On top of the challenge of navigating a new and unfamiliar workspace, the economy was also terrible. The rampant inflation we are experiencing now was prevalent back then too. I remember sitting in the car with my mother as she waited in gas lines. Yes, you heard that right. As Smithsonian Magazine explained,

The oil crisis affected everything from home heating to business costs that were passed on to consumers in a range of industries. But the impact was most obvious on the roads. As Greg Myre wrote for NPR in 2012, gas station lines wrapped around blocks. Some stations posted flags—green if they had gas, red if they didn’t and yellow if they were rationing. Some businesses limited how much each customer could buy. Others used odd-even rationing: If the last digit of a car’s license plate was odd, it could only fill up on odd-numbered days.

To this day, the smell of gas makes me nauseous. We would sit for what seemed like days, but was probably a few hours, waiting to fill up the gas tank of my mother’s 1973 Impala. 

Even at the tender age of seven, by that time, I was getting a taste of how bad governance and bad foreign policy, can make life more difficult than it needed to be for regular Americans. Perhaps this marked me because I became an active political watcher, and now, as an adult, I am an active political participant and activist. Much of what my mother taught me was caught. She didn’t actively lay out lessons, but I learned to watch and glean.

We were by no means rich, but my mother was the most hospitable of humans, especially with family. We always had a full refrigerator and open arms. Two of my cousins lived with us for a short time, and Mom also took in foster children. Mom was old school when it came to discipline and punishment, so the few problem children we encountered when they first arrived, left our home knowing how to say, “Yes Ma’am,” and “No Ma’am,” a set of manners, and a healthy respect for authority. She quietly made an impact; perhaps larger than we know.

Mom was also a voracious reader. I learned to read before I was five, and that love of the written word was passed on (obviously). I remember when I had my first published article at the age of 15; Mom was so proud and sent copies of the publication to my aunts and uncles. 

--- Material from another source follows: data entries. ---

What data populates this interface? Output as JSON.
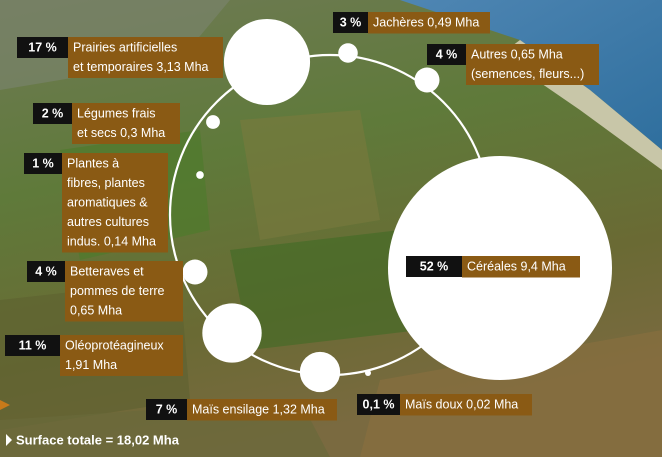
{
  "chart_data": {
    "type": "bubble",
    "categories": [
      [
        "Jachères 0,49 Mha"
      ],
      [
        "Autres 0,65 Mha",
        "(semences, fleurs...)"
      ],
      [
        "Prairies artificielles",
        "et temporaires 3,13 Mha"
      ],
      [
        "Légumes frais",
        "et secs 0,3 Mha"
      ],
      [
        "Plantes à",
        "fibres, plantes",
        "aromatiques &",
        "autres cultures",
        "indus. 0,14 Mha"
      ],
      [
        "Betteraves et",
        "pommes de terre",
        "0,65 Mha"
      ],
      [
        "Oléoprotéagineux",
        "1,91 Mha"
      ],
      [
        "Maïs ensilage 1,32 Mha"
      ],
      [
        "Maïs doux 0,02 Mha"
      ],
      [
        "Céréales 9,4 Mha"
      ]
    ],
    "values": [
      3,
      4,
      17,
      2,
      1,
      4,
      11,
      7,
      0.1,
      52
    ],
    "value_labels": [
      "3 %",
      "4 %",
      "17 %",
      "2 %",
      "1 %",
      "4 %",
      "11 %",
      "7 %",
      "0,1 %",
      "52 %"
    ],
    "color": "#ffffff",
    "annotation": "Surface totale = 18,02 Mha"
  }
}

My mother worked a swing shift, which allowed her to be home during the day so she could attend to teacher meetings and educational issues for us. Mom was very stealthy about this: a velvet hammer, and an active participant in our education. She moved me and my youngest brother from public school to a parochial school when she felt we were not getting the education we needed. She also took the parochial school principal’s recommendation that instead of attending a parochial high school, I should be placed in a college preparatory school. That was a difficult adjustment for pre-teen me, but in hindsight, she made the right choice, and I am thankful for her discerning hand.

Probably the greatest gift Mom gave us was a work ethic. Whether it is a job well done or an article well-written, I owe the importance of presenting my best self to my mother. She went from a stay-at-home mom to being forced back into the workplace, and she did it all with grace, while also raising seven children. My mother took a secretarial course to pick up typing and shorthand skills—again, this was the 1970s—and she found a job doing that, and then moved up to become an underwriting assistant at an insurance firm. Toward the end, she didn’t love her job, but her work ethic and need to provide for her family allowed her to stick with it and continue to do well. 

Family, community, education, and showing up in the world are all gifts given to me by my single mother, and I am very thankful to this day for it.